API4:2023 Unrestricted Resource Consumption - OWASP API Security Top 10
Learn about API4:2023 Unrestricted Resource Consumption, a security risk in APIs that can result in denial of service attacks and increased operational costs. Find preventive measures here.
Overview
This article discusses the security risk of unrestricted resource consumption in APIs, as per the OWASP API Security Top 10. It explains the threat agents, security weakness, and impacts associated with this vulnerability. It also provides example attack scenarios and suggests preventive measures to mitigate the risk.
Description
API4:2023 Unrestricted Resource Consumption is a security risk in APIs that allows exploitation by performing simple API requests. It can lead to denial of service (DoS) attacks due to resource starvation and increased operational costs. This article provides an overview of the vulnerability, its implications, and ways to prevent it.
How to Prevent ?
To prevent API4:2023 Unrestricted Resource Consumption, it is recommended to use solutions like Containers or Serverless code, which make it easy to limit memory, CPU, number of restarts, file descriptors, and processes. Additionally, enforce maximum size of data on incoming parameters and payloads, implement rate limiting, limit the execution of certain operations, and configure spending limits for service providers. Proper server-side validation and monitoring should also be in place.
Example Attack Scenarios:
Scenario #1: SMS Verification Exploitation: In this scenario, an attacker sends multiple API requests for password reset via SMS verification. This leads to the back-end generating a high number of SMS messages, resulting in significant financial loss for the company.

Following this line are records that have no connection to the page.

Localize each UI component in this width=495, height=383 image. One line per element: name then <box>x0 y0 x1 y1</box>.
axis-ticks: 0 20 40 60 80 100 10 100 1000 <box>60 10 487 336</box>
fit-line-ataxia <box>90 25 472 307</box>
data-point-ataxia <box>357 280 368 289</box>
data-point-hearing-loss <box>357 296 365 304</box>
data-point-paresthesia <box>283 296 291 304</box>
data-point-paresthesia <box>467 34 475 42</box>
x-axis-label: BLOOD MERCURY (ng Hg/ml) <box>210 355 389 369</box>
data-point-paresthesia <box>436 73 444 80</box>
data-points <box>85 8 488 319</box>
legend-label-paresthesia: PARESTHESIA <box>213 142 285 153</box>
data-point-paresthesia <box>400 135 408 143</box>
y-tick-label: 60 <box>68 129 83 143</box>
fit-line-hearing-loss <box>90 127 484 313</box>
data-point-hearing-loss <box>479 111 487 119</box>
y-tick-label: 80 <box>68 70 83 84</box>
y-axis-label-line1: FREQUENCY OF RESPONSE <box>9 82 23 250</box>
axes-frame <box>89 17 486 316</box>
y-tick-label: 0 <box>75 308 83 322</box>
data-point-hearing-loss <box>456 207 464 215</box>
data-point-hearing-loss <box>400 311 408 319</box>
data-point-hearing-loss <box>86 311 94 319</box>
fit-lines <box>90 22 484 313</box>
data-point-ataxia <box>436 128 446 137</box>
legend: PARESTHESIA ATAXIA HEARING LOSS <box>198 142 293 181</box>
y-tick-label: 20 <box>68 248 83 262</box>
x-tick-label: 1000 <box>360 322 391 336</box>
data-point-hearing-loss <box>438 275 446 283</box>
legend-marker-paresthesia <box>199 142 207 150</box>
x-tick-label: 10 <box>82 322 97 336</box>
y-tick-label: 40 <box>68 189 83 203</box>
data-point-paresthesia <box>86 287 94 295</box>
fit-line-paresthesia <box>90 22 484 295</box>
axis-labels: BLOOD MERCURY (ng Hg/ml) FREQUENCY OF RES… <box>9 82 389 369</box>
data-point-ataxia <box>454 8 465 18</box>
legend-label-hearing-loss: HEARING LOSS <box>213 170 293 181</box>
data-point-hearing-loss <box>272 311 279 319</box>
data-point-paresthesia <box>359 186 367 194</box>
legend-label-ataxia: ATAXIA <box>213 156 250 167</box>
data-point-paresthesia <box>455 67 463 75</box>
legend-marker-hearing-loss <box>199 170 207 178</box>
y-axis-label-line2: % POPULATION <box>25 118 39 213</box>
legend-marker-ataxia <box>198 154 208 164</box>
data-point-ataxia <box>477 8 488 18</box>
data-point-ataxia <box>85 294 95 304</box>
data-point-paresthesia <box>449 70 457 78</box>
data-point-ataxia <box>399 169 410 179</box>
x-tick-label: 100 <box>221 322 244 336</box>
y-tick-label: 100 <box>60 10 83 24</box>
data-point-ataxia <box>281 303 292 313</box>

Scenario #2: GraphQL API Memory Exhaustion: In this scenario, an attacker bypasses rate limiting and uploads multiple large profile pictures using GraphQL API. The server's memory gets exhausted due to the generation of thumbnails, causing denial of service.
Scenario #3: Cost Increase from Large File Downloads: In this scenario, service clients start downloading an updated large file without consumption cost alerts or limits. As a result, the service provider incurs unexpectedly high monthly bills.